In tal modo viene costituito un argine di matrice giurisprudenziale che si affianca a quello previsto, per limitate e ben precise ipotesi dalla novella dell'art. 18 SdL.
Di seguito la parte della sentenza di maggiore interesse.
Al riguardo va
rimarcato che, come ribadito di recente da Cass. 11 marzo 2010 n. 5862,
l'elaborazione giurisprudenziale di questa Corte sulla interpretazione
dell'art. 1227 c.c. è pervenuta ad affermare i seguenti principi 1) tale
articolo contiene ai corami 1 e 2 due distinte norme che regolano fattispecie
diverse (Cass. 14 gennaio 1992 n. 320; Cass. 22 agosto 2003 n. 12352): il comma
1 regola il concorso del danneggiato nella produzione del fatto dannoso ed ha
come conseguenza una ripartizione di responsabilità, rappresentando un'ipotesi
particolare della più generale previsione del concorso di più autori del fatto
dannoso (art. 2055 c.c.), nel quale uno dei coautori è lo stesso danneggiato.

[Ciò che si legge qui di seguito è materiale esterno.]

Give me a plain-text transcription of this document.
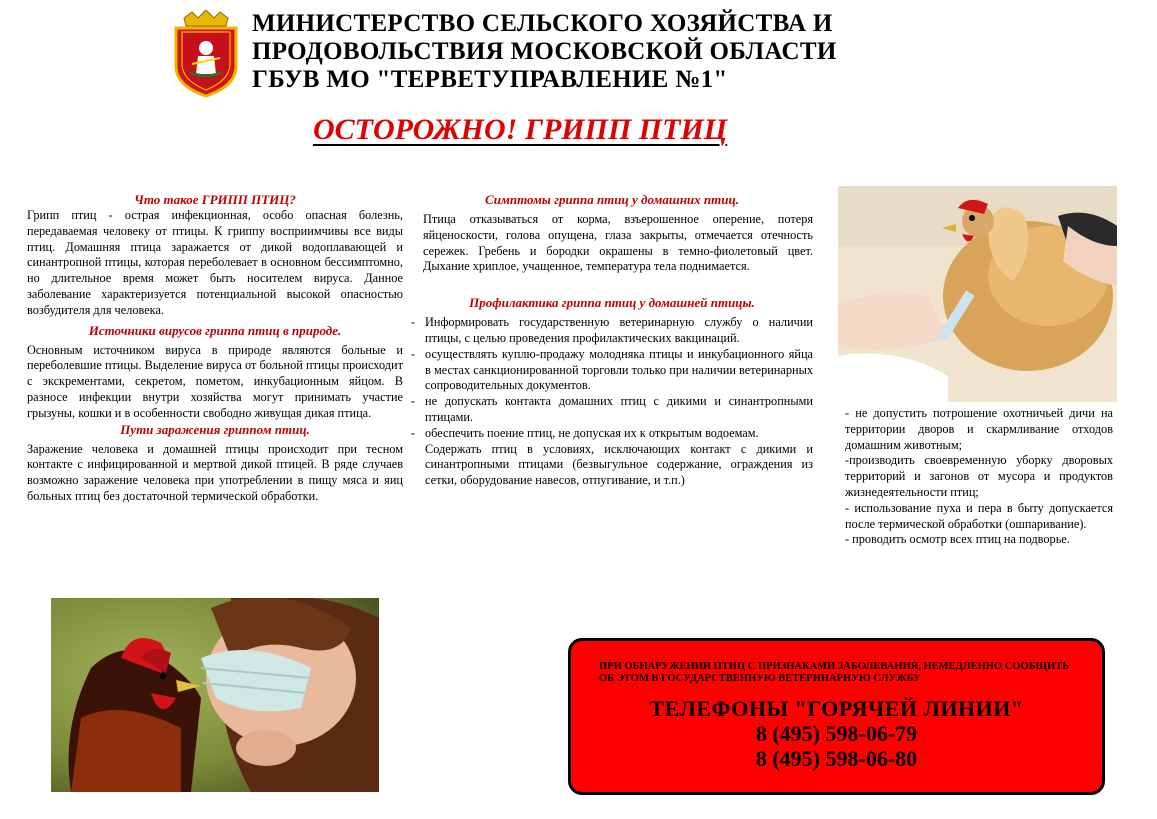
МИНИСТЕРСТВО СЕЛЬСКОГО ХОЗЯЙСТВА И
ПРОДОВОЛЬСТВИЯ МОСКОВСКОЙ ОБЛАСТИ
ГБУВ МО "ТЕРВЕТУПРАВЛЕНИЕ №1"
ОСТОРОЖНО! ГРИПП ПТИЦ
Что такое ГРИПП ПТИЦ?
Грипп птиц - острая инфекционная, особо опасная болезнь, передаваемая человеку от птицы. К гриппу восприимчивы все виды птиц. Домашняя птица заражается от дикой водоплавающей и синантропной птицы, которая переболевает в основном бессимптомно, но длительное время может быть носителем вируса. Данное заболевание характеризуется потенциальной высокой опасностью возбудителя для человека.
Источники вирусов гриппа птиц в природе.
Основным источником вируса в природе являются больные и переболевшие птицы. Выделение вируса от больной птицы происходит с экскрементами, секретом, пометом, инкубационным яйцом. В разносе инфекции внутри хозяйства могут принимать участие грызуны, кошки и в особенности свободно живущая дикая птица.
Пути заражения гриппом птиц.
Заражение человека и домашней птицы происходит при тесном контакте с инфицированной и мертвой дикой птицей. В ряде случаев возможно заражение человека при употреблении в пищу мяса и яиц больных птиц без достаточной термической обработки.
Симптомы гриппа птиц у домашних птиц.
Птица отказываться от корма, взъерошенное оперение, потеря яйценоскости, голова опущена, глаза закрыты, отмечается отечность сережек. Гребень и бородки окрашены в темно-фиолетовый цвет. Дыхание хриплое, учащенное, температура тела поднимается.
Профилактика гриппа птиц у домашней птицы.
- Информировать государственную ветеринарную службу о наличии птицы, с целью проведения профилактических вакцинаций.
- осуществлять куплю-продажу молодняка птицы и инкубационного яйца в местах санкционированной торговли только при наличии ветеринарных сопроводительных документов.
- не допускать контакта домашних птиц с дикими и синантропными птицами.
- обеспечить поение птиц, не допуская их к открытым водоемам.
Содержать птиц в условиях, исключающих контакт с дикими и синантропными птицами (безвыгульное содержание, ограждения из сетки, оборудование навесов, отпугивание, и т.п.)

- не допустить потрошение охотничьей дичи на территории дворов и скармливание отходов домашним животным;

-производить своевременную уборку дворовых территорий и загонов от мусора и продуктов жизнедеятельности птиц;

- использование пуха и пера в быту допускается после термической обработки (ошпаривание).

- проводить осмотр всех птиц на подворье.

ПРИ ОБНАРУЖЕНИИ ПТИЦ С ПРИЗНАКАМИ ЗАБОЛЕВАНИЯ, НЕМЕДЛЕННО СООБЩИТЬ ОБ ЭТОМ В ГОСУДАРСТВЕННУЮ ВЕТЕРИНАРНУЮ СЛУЖБУ
ТЕЛЕФОНЫ "ГОРЯЧЕЙ ЛИНИИ"
8 (495) 598-06-79
8 (495) 598-06-80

Il comma 2 contempla una situazione, del tutto diversa, di danno causato dal
solo debitore, e quindi non concerne problemi di nesso causale, ma solo di
estensione o di evitabilità del danno; si tratta di conseguenze dannose che si
sono effettivamente verificate, ma che il creditore avrebbe potuto evitare,
usando la ordinaria diligenza. 2) Quanto al contenuto dell'ordinaria diligenza
esigibile, l'art. 1227 c.c., comma 2, non si limita a prescrivere al
danneggiato un comportamento meramente negativo, consistente nel non aggravare
con la propria attività il danno già prodottosi, ma richiede un intervento
attivo e positivo, volto non solo a limitare, ma anche ad evitare le
conseguenze dannose. La norma che onera il danneggiato ad uniformarsi ad un
comportamento attivo ed attento dell'altrui interesse, rientra tra le fonti di
integrazione del regolamento contrattuale, per cui la stessa
"evitabilità" del danno è coordinata con i principi di correttezza e
di buona fede oggettiva, contenuti nell'art. 1175 c.c., applicabile ad entrambe
le parti del rapporto obbligatorio e non al solo debitore, nel senso che
costituisce onere sia del debitore che del creditore di salvaguardare l'utilità
dell'altra parte nei limiti in cui ciò non comporti un'apprezzabile sacrificio
a suo carico (Cass. 7 aprile 1983 n. 2468; Cass. 14 gennaio 1992 n. 320 cit.).
3) Il limite alla
esigibilità del comportamento attivo è costituito dalla "ordinaria" e
non "straordinaria" diligenza, nel senso che le attività che il
creditore avrebbe dovuto porre in essere al fine dell' evitabilità del danno,
non siano gravose o straordinarie, come esborsi apprezzabili di denaro,
assunzione di rischi, apprezzabili sacrifici (Cass. 15 luglio 1982 n. 4174;
Cass. 14 novembre 1978 n. 5243; Cass. 25 gennaio 1975 n. 304; Cass. 6 luglio
2002 n. 9850). In applicazione degli esposti principi alla materia in oggetto,
questa Corte ha affermato che il lavoratore, licenziato senza giusta causa,
deve collocare sul mercato la propria attività lavorativa per ridurre, ex art.
1127 c.c., il pregiudizio subito (ex multis Cass. 18.2.1980 n. 1208; Cass. 11
novembre 2002 n. 15838; Cass. 22 agosto 2003 n. 12352).
La
Corte di Appello ha fatto corretta applicazione di tale principio,in quanto ha
basato il proprio decisum sul rilievo secondo il quale non era risultato che,
dopo il licenziamento, il lavoratore si era iscritto nelle liste di
collocamento ovvero nelle liste dei disoccupati aspiranti ad un posto di
lavoro, né che, adoperandosi per la ricerca di esso, era rimasto nondimeno
privo di occupazione.
Siffatta argomentazione è conforme al principio secondo cui, in tema di
risarcimento del danno cui è tenuto il datore di lavoro in conseguenza del
licenziamento illegittimo e con riferimento alla limitazione dello stesso ex
art. 1227 c.c., comma 2, l'onere della ordinaria diligenza nella ricerca di una
nuova occupazione deve ritenersi assolto dal lavoratore con l'iscrizione nelle
liste di collocamento, mentre spetta al debitore provare ulteriori elementi
significativi della mancanza dell' ordinaria diligenza. (Cass. 11 maggio 2005
n. 9898 e Cass.11 marzo 2010 n. 5862 cit.).